CHAPTER XXI. PETE'S CREEK.

For an hour Steve and Ned toiled steadily up the yellow banks, bluff rising above bluff and bench above bench, and all steep and all crumbling to the tread. The banks of the Frazer may possess the charm of picturesqueness of a certain kind for the tourist to whom time is no object, and for whom others work and carry the packs, but they were hateful as the treadmill and a very path of thorns to the men who toiled up them carrying a month's provisions on their backs, and wearing worn-out moccasins upon their swollen, bleeding feet. It was with a sigh of heartfelt thankfulness that Corbett and Chance topped the last bench, and looked away to the west over the undulating forest plateau of Chilcotin. Men know Chilcotin now, or partly know it, as the finest ranching country west of Calgary, but in the days of which I am writing it was very little known, and Steve and his friends looked upon the long reaches and prairies of yellow sun-dried grass, dotted here and there with patches of pine forest, as sailors might look upon the coast of some untrodden island. To Steve and Phon this yellow table-land was the region of fairy gold. It was somewhere here that the yellow stuff which all men love lay waiting for man to find it. Surely it was something more than the common everyday sun which made those Chilcotin uplands so wondrously golden! So thought Steve and Phon.
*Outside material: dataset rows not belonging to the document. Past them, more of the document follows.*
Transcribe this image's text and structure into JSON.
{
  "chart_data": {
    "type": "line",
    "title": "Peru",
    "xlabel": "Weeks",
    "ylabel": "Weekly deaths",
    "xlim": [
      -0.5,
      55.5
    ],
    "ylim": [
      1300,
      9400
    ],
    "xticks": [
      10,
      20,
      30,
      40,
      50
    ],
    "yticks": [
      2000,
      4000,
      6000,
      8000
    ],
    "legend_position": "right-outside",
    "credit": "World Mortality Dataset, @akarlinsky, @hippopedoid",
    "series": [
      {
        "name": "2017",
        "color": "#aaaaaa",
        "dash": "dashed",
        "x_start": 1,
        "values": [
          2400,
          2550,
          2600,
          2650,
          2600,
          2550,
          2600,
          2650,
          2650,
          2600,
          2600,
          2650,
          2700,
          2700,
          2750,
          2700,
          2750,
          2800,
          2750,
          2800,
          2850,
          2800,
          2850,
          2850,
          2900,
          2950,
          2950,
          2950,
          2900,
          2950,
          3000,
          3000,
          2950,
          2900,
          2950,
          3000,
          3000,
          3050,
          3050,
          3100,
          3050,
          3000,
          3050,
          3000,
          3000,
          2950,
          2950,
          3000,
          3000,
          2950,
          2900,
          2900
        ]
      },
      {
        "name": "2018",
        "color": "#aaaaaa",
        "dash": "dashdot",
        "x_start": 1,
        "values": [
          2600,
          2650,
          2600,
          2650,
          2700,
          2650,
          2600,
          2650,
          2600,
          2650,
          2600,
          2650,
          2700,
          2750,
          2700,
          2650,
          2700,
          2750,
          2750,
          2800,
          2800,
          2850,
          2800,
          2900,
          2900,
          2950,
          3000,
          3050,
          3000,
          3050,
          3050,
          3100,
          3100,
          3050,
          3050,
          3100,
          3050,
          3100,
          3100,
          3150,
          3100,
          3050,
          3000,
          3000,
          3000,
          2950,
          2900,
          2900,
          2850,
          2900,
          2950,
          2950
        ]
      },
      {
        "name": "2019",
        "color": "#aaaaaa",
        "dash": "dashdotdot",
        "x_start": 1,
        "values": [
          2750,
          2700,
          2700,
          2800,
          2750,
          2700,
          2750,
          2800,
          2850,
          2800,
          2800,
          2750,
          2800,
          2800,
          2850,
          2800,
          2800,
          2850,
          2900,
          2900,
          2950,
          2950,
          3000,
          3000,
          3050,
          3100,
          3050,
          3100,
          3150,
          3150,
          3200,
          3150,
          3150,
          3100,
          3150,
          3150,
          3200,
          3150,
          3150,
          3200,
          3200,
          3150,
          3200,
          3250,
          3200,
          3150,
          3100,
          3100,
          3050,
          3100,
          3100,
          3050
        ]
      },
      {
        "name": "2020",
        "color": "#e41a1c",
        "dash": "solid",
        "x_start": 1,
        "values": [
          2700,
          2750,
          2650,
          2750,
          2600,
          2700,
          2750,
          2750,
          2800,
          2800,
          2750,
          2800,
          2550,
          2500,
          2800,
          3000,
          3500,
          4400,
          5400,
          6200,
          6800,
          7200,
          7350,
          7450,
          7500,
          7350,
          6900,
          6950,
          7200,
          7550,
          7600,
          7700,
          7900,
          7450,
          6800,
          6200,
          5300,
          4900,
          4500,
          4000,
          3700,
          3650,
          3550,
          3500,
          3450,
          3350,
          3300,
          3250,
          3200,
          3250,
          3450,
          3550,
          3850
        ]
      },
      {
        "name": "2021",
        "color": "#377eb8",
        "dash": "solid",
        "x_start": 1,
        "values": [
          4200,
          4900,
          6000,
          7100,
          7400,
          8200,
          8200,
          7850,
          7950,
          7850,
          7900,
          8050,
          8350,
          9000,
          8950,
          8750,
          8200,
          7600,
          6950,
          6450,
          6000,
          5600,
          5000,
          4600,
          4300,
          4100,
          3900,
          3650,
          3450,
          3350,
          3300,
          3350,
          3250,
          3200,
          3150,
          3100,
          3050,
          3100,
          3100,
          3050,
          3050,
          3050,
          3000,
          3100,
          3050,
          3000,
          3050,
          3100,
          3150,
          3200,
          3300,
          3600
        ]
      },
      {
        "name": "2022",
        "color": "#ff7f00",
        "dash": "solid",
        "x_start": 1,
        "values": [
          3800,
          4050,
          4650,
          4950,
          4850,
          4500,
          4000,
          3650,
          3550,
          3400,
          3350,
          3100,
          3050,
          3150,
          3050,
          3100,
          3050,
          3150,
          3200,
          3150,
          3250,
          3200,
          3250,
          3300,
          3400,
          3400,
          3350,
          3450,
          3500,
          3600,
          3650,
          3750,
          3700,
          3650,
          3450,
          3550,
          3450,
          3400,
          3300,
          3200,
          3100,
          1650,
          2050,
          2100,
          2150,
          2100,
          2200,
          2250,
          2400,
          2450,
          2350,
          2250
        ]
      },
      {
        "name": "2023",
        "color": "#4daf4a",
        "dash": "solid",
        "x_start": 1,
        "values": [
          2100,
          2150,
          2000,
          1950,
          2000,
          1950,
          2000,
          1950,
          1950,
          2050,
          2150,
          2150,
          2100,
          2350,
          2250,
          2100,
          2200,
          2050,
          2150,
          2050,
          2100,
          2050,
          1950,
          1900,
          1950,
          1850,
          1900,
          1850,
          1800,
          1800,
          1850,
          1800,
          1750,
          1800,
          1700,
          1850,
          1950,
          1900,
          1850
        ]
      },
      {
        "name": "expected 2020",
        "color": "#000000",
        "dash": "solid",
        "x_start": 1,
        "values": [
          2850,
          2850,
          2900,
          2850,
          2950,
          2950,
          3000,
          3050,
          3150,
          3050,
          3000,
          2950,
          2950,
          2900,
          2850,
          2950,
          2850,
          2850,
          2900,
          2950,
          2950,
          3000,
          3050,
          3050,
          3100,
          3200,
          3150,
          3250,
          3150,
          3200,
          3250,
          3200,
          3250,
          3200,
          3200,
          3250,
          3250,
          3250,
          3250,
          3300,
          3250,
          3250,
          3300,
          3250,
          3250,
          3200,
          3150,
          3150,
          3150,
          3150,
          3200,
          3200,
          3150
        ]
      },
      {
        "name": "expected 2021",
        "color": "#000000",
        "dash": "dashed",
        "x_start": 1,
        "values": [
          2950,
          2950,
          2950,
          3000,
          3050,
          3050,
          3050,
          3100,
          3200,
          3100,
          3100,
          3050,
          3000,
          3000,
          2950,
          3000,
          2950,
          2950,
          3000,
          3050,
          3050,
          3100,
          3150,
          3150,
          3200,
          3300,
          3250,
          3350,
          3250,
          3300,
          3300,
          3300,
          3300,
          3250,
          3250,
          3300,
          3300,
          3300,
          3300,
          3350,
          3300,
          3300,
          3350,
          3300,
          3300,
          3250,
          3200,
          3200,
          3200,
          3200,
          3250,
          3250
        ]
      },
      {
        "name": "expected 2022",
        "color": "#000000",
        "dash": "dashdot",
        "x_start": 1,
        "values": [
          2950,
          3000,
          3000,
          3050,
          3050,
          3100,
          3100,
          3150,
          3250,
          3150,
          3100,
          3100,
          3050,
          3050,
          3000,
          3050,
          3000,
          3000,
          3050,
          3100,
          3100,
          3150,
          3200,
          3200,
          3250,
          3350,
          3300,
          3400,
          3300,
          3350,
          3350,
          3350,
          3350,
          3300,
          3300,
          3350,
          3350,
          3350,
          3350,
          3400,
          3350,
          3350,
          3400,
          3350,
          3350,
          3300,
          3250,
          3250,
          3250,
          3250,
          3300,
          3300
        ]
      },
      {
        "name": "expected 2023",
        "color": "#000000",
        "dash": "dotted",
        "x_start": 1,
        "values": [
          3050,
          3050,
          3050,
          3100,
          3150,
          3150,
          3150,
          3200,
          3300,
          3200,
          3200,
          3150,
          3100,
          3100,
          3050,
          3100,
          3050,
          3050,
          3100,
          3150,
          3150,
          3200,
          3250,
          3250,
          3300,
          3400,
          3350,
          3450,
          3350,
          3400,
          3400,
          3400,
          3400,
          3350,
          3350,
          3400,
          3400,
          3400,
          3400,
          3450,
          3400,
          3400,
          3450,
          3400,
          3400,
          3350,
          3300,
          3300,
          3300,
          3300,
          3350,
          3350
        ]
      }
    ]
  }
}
To Ned all was different. As far as the eye could see a thousand trails led across the bluffs, gradually fading away in the distance. They were but cattle trails—the trails of the wild cattle of those hills—blacktail deer and bighorn sheep, but to Ned they were paths along which the feet of murder had gone, and his eye rested on the dark islands of pine, as if he suspected that the man he sought lurked in their shadow.

"Well, Ned, which is the way? Let's look at the map," said Chance.

Ned produced the map, and together the two men bent over it.

"The trail should run south-west from the top of this ridge, until we strike what old Pete calls here a 'good-sized chunk of a crik.' That is our first landmark. 'Bear south-west from the big red bluff,' he says—and there's the bluff," and Ned pointed to a big red buttress of mud upon the further bank of the Frazer.

"That's so, Ned, but I can see another big red bluff, and there are any number of trails leading more or less south-west," replied Chance.

"Well, let's take the biggest," suggested Corbett, and no one having any better plan to propose, his advice was taken.